- Directed by: Eran Riklis
- Written by: Gidon Maron Emmanuel Naccache
- Produced by: Sabine Brian Jacqueline de Goeij Leon Edery Moshe Edery Eran Riklis Michael Sharfstein
- Starring: Ben Kingsley; Monica Bellucci; Itay Tiran;
- Cinematography: Richard Van Oosterhout
- Edited by: Jessica de Koning
- Music by: Jonathan Riklis
- Production companies: Eran Riklis Productions Ciné Cri De Coeur Film Constellation Topia Communications United King Films
- Distributed by: United King Films Tanweer Alliances
- Release dates: 30 August 2019 (United States); 16 January 2020 (Israel);
- Running time: 113 minutes
- Countries: Israel Belgium United Kingdom
- Languages: English Arabic Hebrew

= Spider in the Web =

Spider in the Web is a 2019 spy thriller film directed and co-produced by Eran Riklis, produced by Sabine Brian, Jacqueline de Goeij, Leon Edrey and Michael Sharfstein with screenplay written by Gidon Maron and Emmanuel Naccahe. Starring Ben Kingsley, Monica Bellucci, Itzik Cohen and Itay Tiran, Spider in the Web focuses on a young operative who is sent on a mission to follow an older agent, whose behavior has come into question.

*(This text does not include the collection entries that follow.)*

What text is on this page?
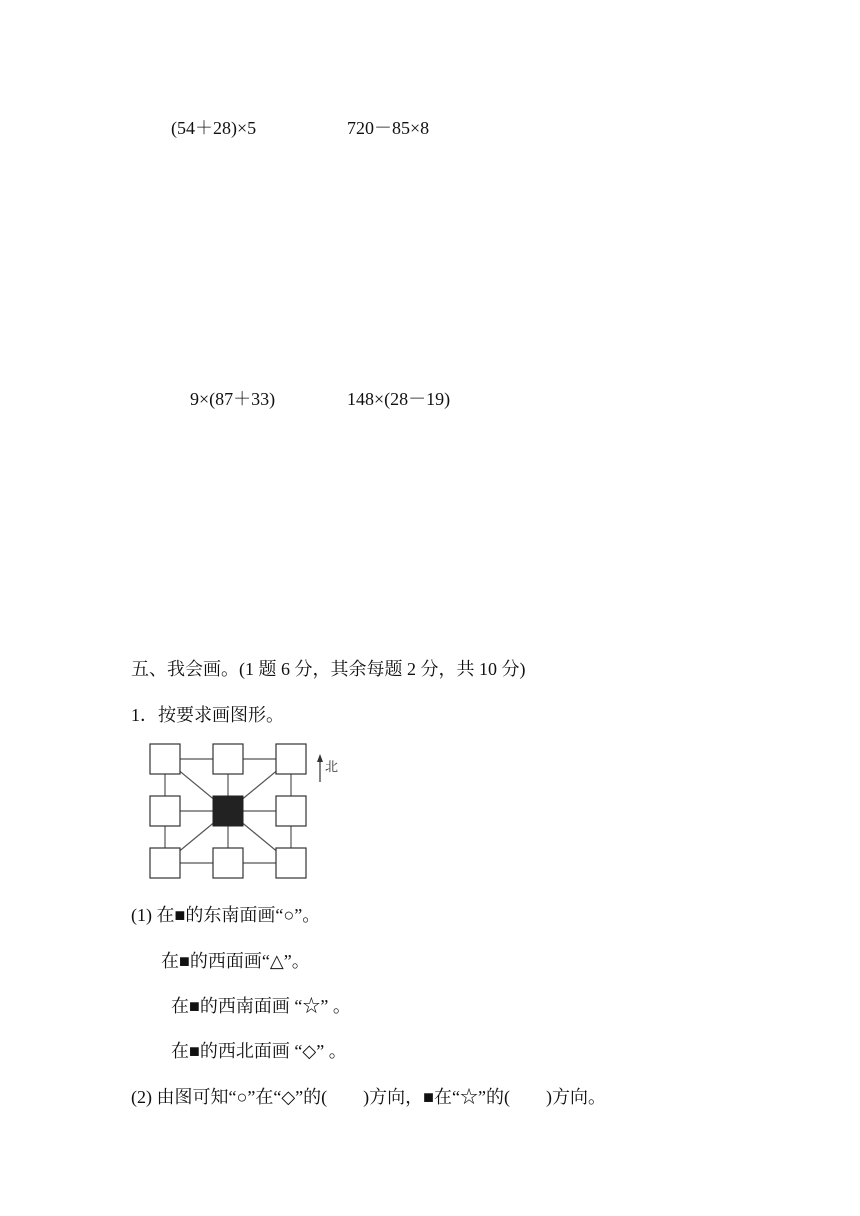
(54＋28)×5	720－85×8
9×(87＋33)	148×(28－19)
五、我会画。(1 题 6 分，其余每题 2 分，共 10 分)
1．按要求画图形。
北
(1) 在■的东南面画“○”。
在■的西面画“△”。
在■的西南面画 “☆” 。
在■的西北面画 “◇” 。
(2) 由图可知“○”在“◇”的(　　)方向，■在“☆”的(　　)方向。
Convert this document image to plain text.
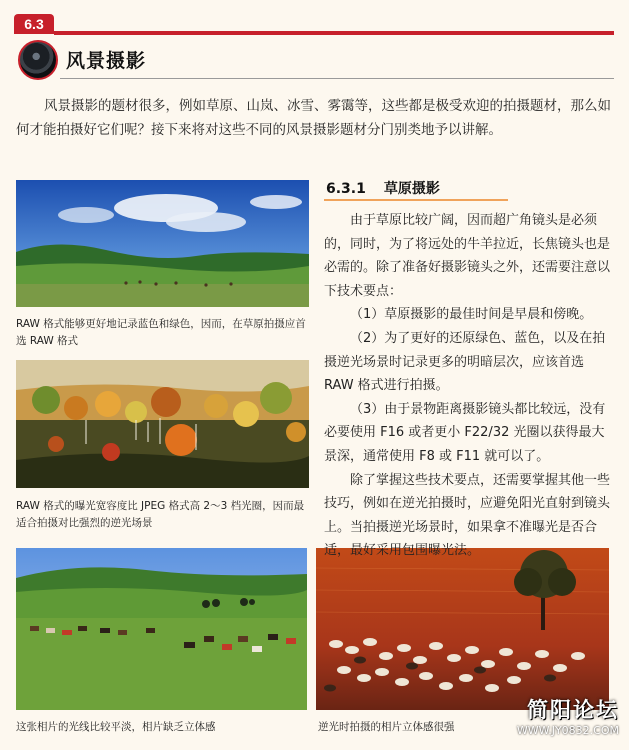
6.3
风景摄影
风景摄影的题材很多，例如草原、山岚、冰雪、雾霭等，这些都是极受欢迎的拍摄题材，那么如何才能拍摄好它们呢？接下来将对这些不同的风景摄影题材分门别类地予以讲解。
RAW 格式能够更好地记录蓝色和绿色，因而，在草原拍摄应首选 RAW 格式
RAW 格式的曝光宽容度比 JPEG 格式高 2～3 档光圈，因而最适合拍摄对比强烈的逆光场景
这张相片的光线比较平淡，相片缺乏立体感	逆光时拍摄的相片立体感很强
6.3.1 草原摄影

由于草原比较广阔，因而超广角镜头是必须的，同时，为了将远处的牛羊拉近，长焦镜头也是必需的。除了准备好摄影镜头之外，还需要注意以下技术要点：

（1）草原摄影的最佳时间是早晨和傍晚。

（2）为了更好的还原绿色、蓝色，以及在拍摄逆光场景时记录更多的明暗层次，应该首选 RAW 格式进行拍摄。

（3）由于景物距离摄影镜头都比较远，没有必要使用 F16 或者更小 F22/32 光圈以获得最大景深，通常使用 F8 或 F11 就可以了。

除了掌握这些技术要点，还需要掌握其他一些技巧，例如在逆光拍摄时，应避免阳光直射到镜头上。当拍摄逆光场景时，如果拿不准曝光是否合适，最好采用包围曝光法。

简阳论坛
WWW.JY0832.COM
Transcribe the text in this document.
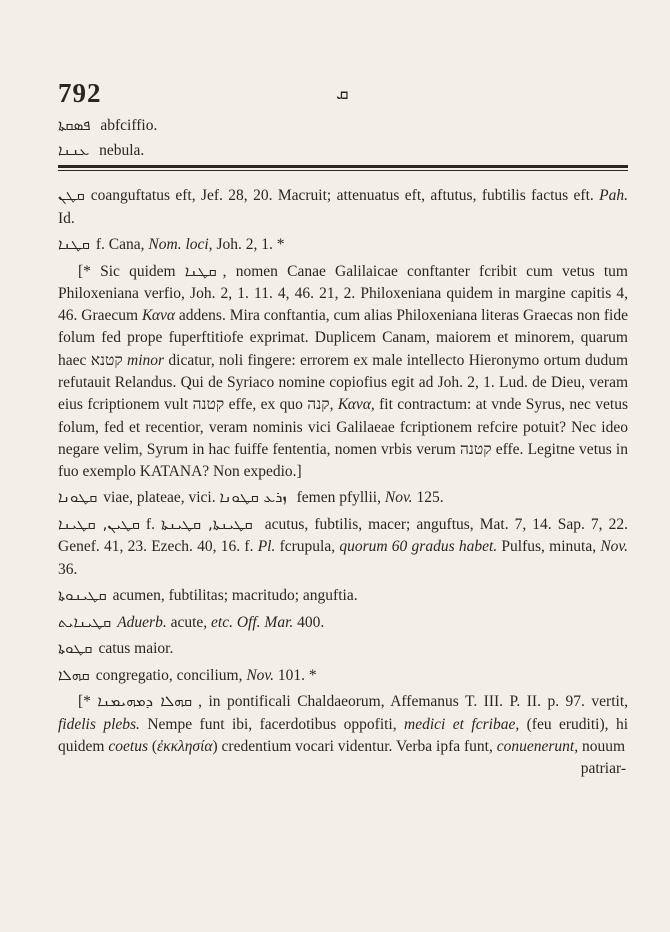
792	ܩ
ܦܣܩܬܐ abfciffio.
ܥܢܢܐ nebula.
ܩܛܢ coanguftatus eft, Jef. 28, 20. Macruit; attenuatus eft, aftutus, fubtilis factus eft. Pah. Id.
ܩܛܢܐ f. Cana, Nom. loci, Joh. 2, 1. *
[* Sic quidem ܩܛܢܐ , nomen Canae Galilaicae conftanter fcribit cum vetus tum Philoxeniana verfio, Joh. 2, 1. 11. 4, 46. 21, 2. Philoxeniana quidem in margine capitis 4, 46. Graecum Κανα addens. Mira conftantia, cum alias Philoxeniana literas Graecas non fide folum fed prope fuperftitiofe exprimat. Duplicem Canam, maiorem et minorem, quarum haec קטנא minor dicatur, noli fingere: errorem ex male intellecto Hieronymo ortum dudum refutauit Relandus. Qui de Syriaco nomine copiofius egit ad Joh. 2, 1. Lud. de Dieu, veram eius fcriptionem vult קטנה effe, ex quo קנה, Κανα, fit contractum: at vnde Syrus, nec vetus folum, fed et recentior, veram nominis vici Galilaeae fcriptionem refcire potuit? Nec ideo negare velim, Syrum in hac fuiffe fententia, nomen vrbis verum קטנה effe. Legitne vetus in fuo exemplo KATANA? Non expedio.]
ܩܛܘܢܐ viae, plateae, vici. ܙܪܥ ܩܛܘܢܐ femen pfyllii, Nov. 125.
ܩܛܝܢ, ܩܛܝܢܐ f. ܩܛܝܢܬܐ, ܩܛܝܢܬܐ acutus, fubtilis, macer; anguftus, Mat. 7, 14. Sap. 7, 22. Genef. 41, 23. Ezech. 40, 16. f. Pl. fcrupula, quorum 60 gradus habet. Pulfus, minuta, Nov. 36.
ܩܛܝܢܘܬܐ acumen, fubtilitas; macritudo; anguftia.
ܩܛܝܢܐܝܬ Aduerb. acute, etc. Off. Mar. 400.
ܩܛܘܬܐ catus maior.
ܩܗܠܐ congregatio, concilium, Nov. 101. *
[* ܩܗܠܐ ܕܡܗܝܡܢܐ , in pontificali Chaldaeorum, Affemanus T. III. P. II. p. 97. vertit, fidelis plebs. Nempe funt ibi, facerdotibus oppofiti, medici et fcribae, (feu eruditi), hi quidem coetus (ἐκκλησία) credentium vocari videntur. Verba ipfa funt, conuenerunt, nouum
patriar-
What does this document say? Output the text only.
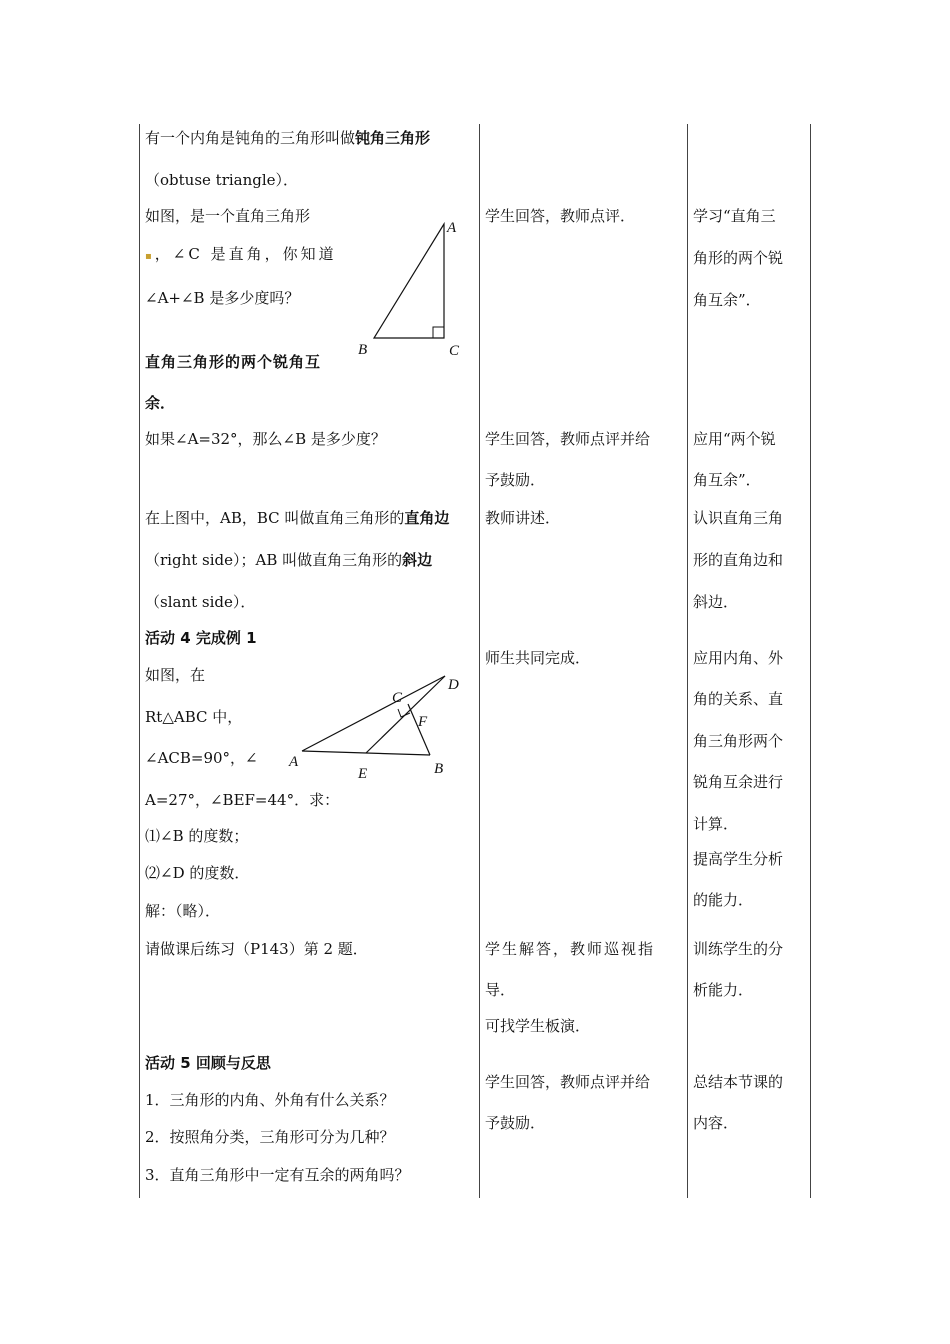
有一个内角是钝角的三角形叫做钝角三角形
（obtuse triangle）．
如图，是一个直角三角形
▪，∠C 是直角，你知道
∠A+∠B 是多少度吗？
A
B	C
直角三角形的两个锐角互
余．
如果∠A=32°，那么∠B 是多少度？
在上图中，AB，BC 叫做直角三角形的直角边
（right side）；AB 叫做直角三角形的斜边
（slant side）．
活动 4 完成例 1
如图，在
Rt△ABC 中，
∠ACB=90°，∠
A=27°，∠BEF=44°．求：
⑴∠B 的度数；
⑵∠D 的度数．
解：（略）．
A	B
C
D
E
F
请做课后练习（P143）第 2 题．
活动 5 回顾与反思
1．三角形的内角、外角有什么关系？
2．按照角分类，三角形可分为几种？
3．直角三角形中一定有互余的两角吗？
学生回答，教师点评．
学生回答，教师点评并给
予鼓励．
教师讲述．
师生共同完成．
学生解答，教师巡视指
导．
可找学生板演．
学生回答，教师点评并给
予鼓励．
学习“直角三
角形的两个锐
角互余”．
应用“两个锐
角互余”．
认识直角三角
形的直角边和
斜边．
应用内角、外
角的关系、直
角三角形两个
锐角互余进行
计算．
提高学生分析
的能力．
训练学生的分
析能力．
总结本节课的
内容．
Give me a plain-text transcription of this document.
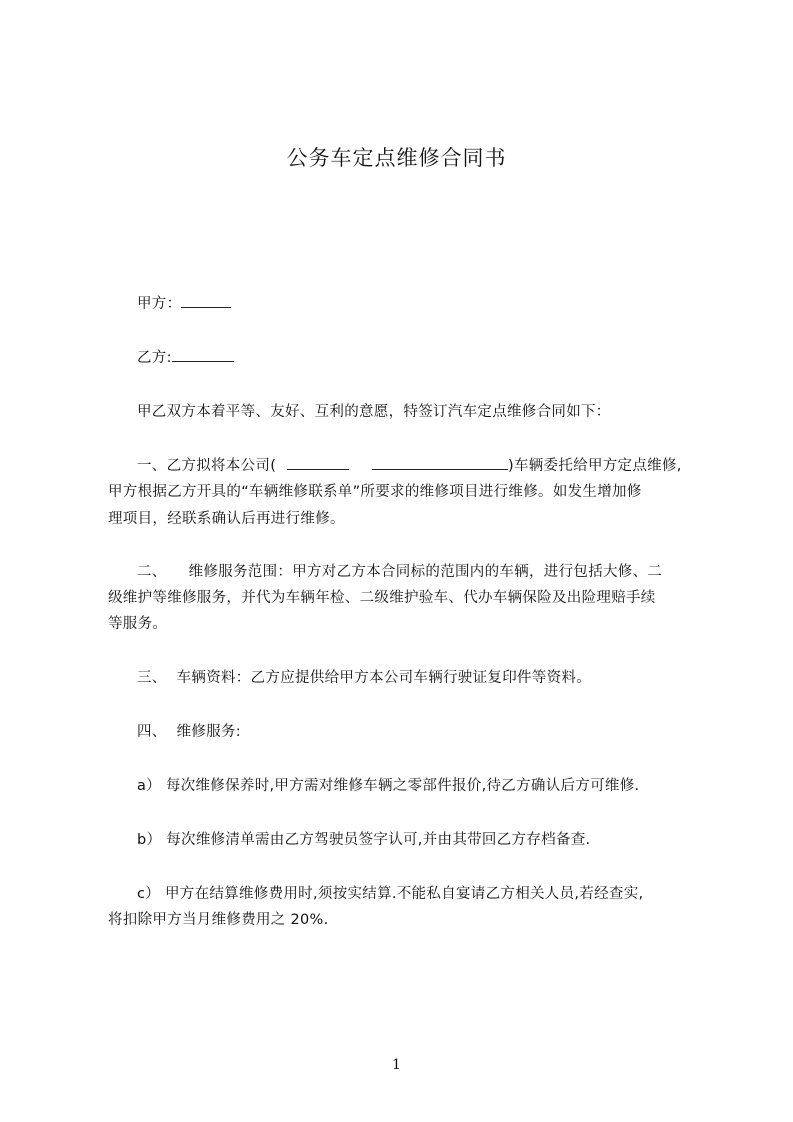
公务车定点维修合同书
甲方：
乙方:
甲乙双方本着平等、友好、互利的意愿，特签订汽车定点维修合同如下：
一、乙方拟将本公司(	)车辆委托给甲方定点维修,
甲方根据乙方开具的“车辆维修联系单”所要求的维修项目进行维修。如发生增加修
理项目，经联系确认后再进行维修。
二、 维修服务范围：甲方对乙方本合同标的范围内的车辆，进行包括大修、二
级维护等维修服务，并代为车辆年检、二级维护验车、代办车辆保险及出险理赔手续
等服务。
三、 车辆资料：乙方应提供给甲方本公司车辆行驶证复印件等资料。
四、 维修服务:
a） 每次维修保养时,甲方需对维修车辆之零部件报价,待乙方确认后方可维修.
b） 每次维修清单需由乙方驾驶员签字认可,并由其带回乙方存档备查.
c） 甲方在结算维修费用时,须按实结算.不能私自宴请乙方相关人员,若经查实,
将扣除甲方当月维修费用之 20%.
1
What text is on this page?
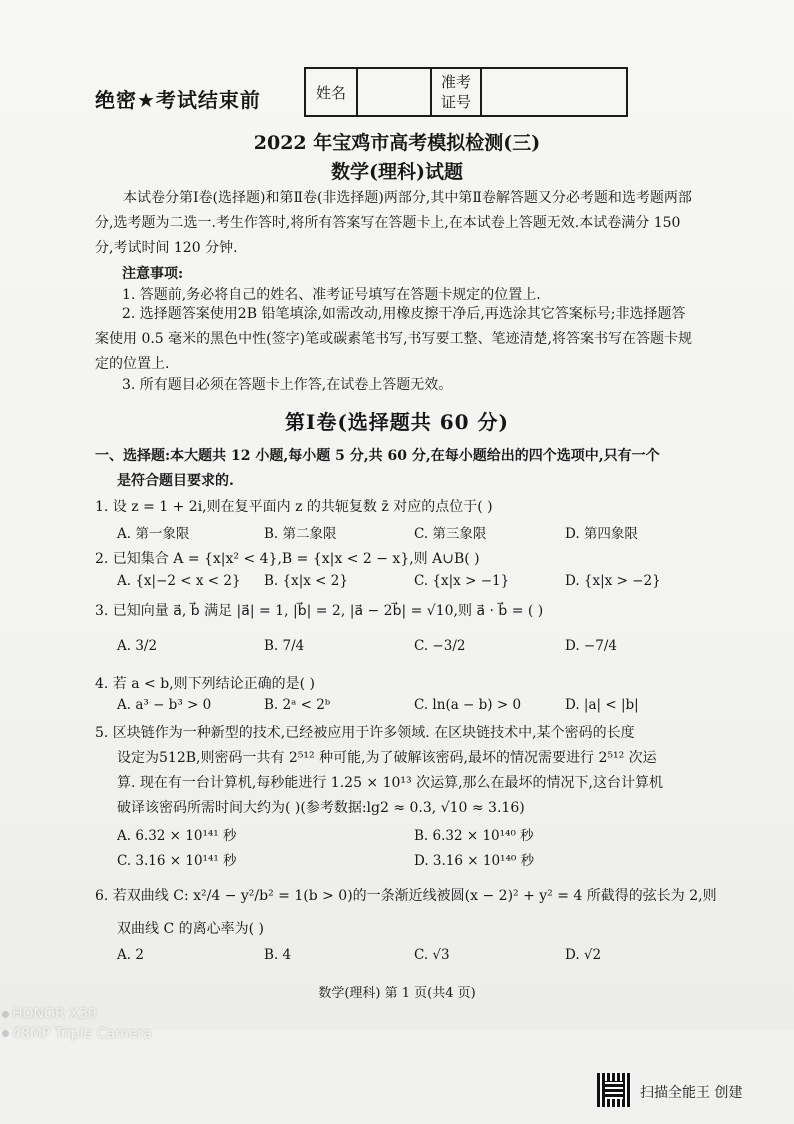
绝密★考试结束前	姓名		准考
证号	
2022 年宝鸡市高考模拟检测(三)
数学(理科)试题
本试卷分第Ⅰ卷(选择题)和第Ⅱ卷(非选择题)两部分,其中第Ⅱ卷解答题又分必考题和选考题两部分,选考题为二选一.考生作答时,将所有答案写在答题卡上,在本试卷上答题无效.本试卷满分 150 分,考试时间 120 分钟.
注意事项:
1. 答题前,务必将自己的姓名、准考证号填写在答题卡规定的位置上.
2. 选择题答案使用2B 铅笔填涂,如需改动,用橡皮擦干净后,再选涂其它答案标号;非选择题答案使用 0.5 毫米的黑色中性(签字)笔或碳素笔书写,书写要工整、笔迹清楚,将答案书写在答题卡规定的位置上.
3. 所有题目必须在答题卡上作答,在试卷上答题无效。
第Ⅰ卷(选择题共 60 分)
一、选择题:本大题共 12 小题,每小题 5 分,共 60 分,在每小题给出的四个选项中,只有一个
是符合题目要求的.
1. 设 z = 1 + 2i,则在复平面内 z 的共轭复数 z̄ 对应的点位于( )
A. 第一象限	B. 第二象限	C. 第三象限	D. 第四象限
2. 已知集合 A = {x|x² < 4},B = {x|x < 2 − x},则 A∪B( )
A. {x|−2 < x < 2} B. {x|x < 2}	C. {x|x > −1}	D. {x|x > −2}
3. 已知向量 a⃗, b⃗ 满足 |a⃗| = 1, |b⃗| = 2, |a⃗ − 2b⃗| = √10,则 a⃗ · b⃗ = ( )
A. 3/2	B. 7/4	C. −3/2	D. −7/4
4. 若 a < b,则下列结论正确的是( )
A. a³ − b³ > 0	B. 2ᵃ < 2ᵇ	C. ln(a − b) > 0	D. |a| < |b|
5. 区块链作为一种新型的技术,已经被应用于许多领域. 在区块链技术中,某个密码的长度
设定为512B,则密码一共有 2⁵¹² 种可能,为了破解该密码,最坏的情况需要进行 2⁵¹² 次运
算. 现在有一台计算机,每秒能进行 1.25 × 10¹³ 次运算,那么在最坏的情况下,这台计算机
破译该密码所需时间大约为( )(参考数据:lg2 ≈ 0.3, √10 ≈ 3.16)
A. 6.32 × 10¹⁴¹ 秒	B. 6.32 × 10¹⁴⁰ 秒
C. 3.16 × 10¹⁴¹ 秒	D. 3.16 × 10¹⁴⁰ 秒
6. 若双曲线 C: x²/4 − y²/b² = 1(b > 0)的一条渐近线被圆(x − 2)² + y² = 4 所截得的弦长为 2,则
双曲线 C 的离心率为( )
A. 2	B. 4	C. √3	D. √2
数学(理科) 第 1 页(共4 页)
HONOR X30
48MP Triple Camera
扫描全能王 创建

The film is an international co-production of Israel, Belgium and United Kingdom that was released on 30 August 2019 in the United States and on 16 January 2020 in Israel.

==Cast==
- Ben Kingsley as Adereth
- Monica Bellucci as Angela Caroni
- Itay Tiran as Daniel
- Itzik Cohen as Samuel
- Filip Peeters as Jan Martens
- Hilde Van Mieghem as Anne-Marie

==Reception==
On Rotten Tomatoes, the film has a rating of 67% based on reviews from 9 critics.

Noel Murray of the Los Angeles Times called it "the kind of story that’s been told many times in literary spy novels" but that it was "a magnificent showcase for Kingsley, who's always at his best when his characters look like they know something we don't."
Frank Scheck of The Hollywood Reporter wrote: "Tinker tailor soldier snooze."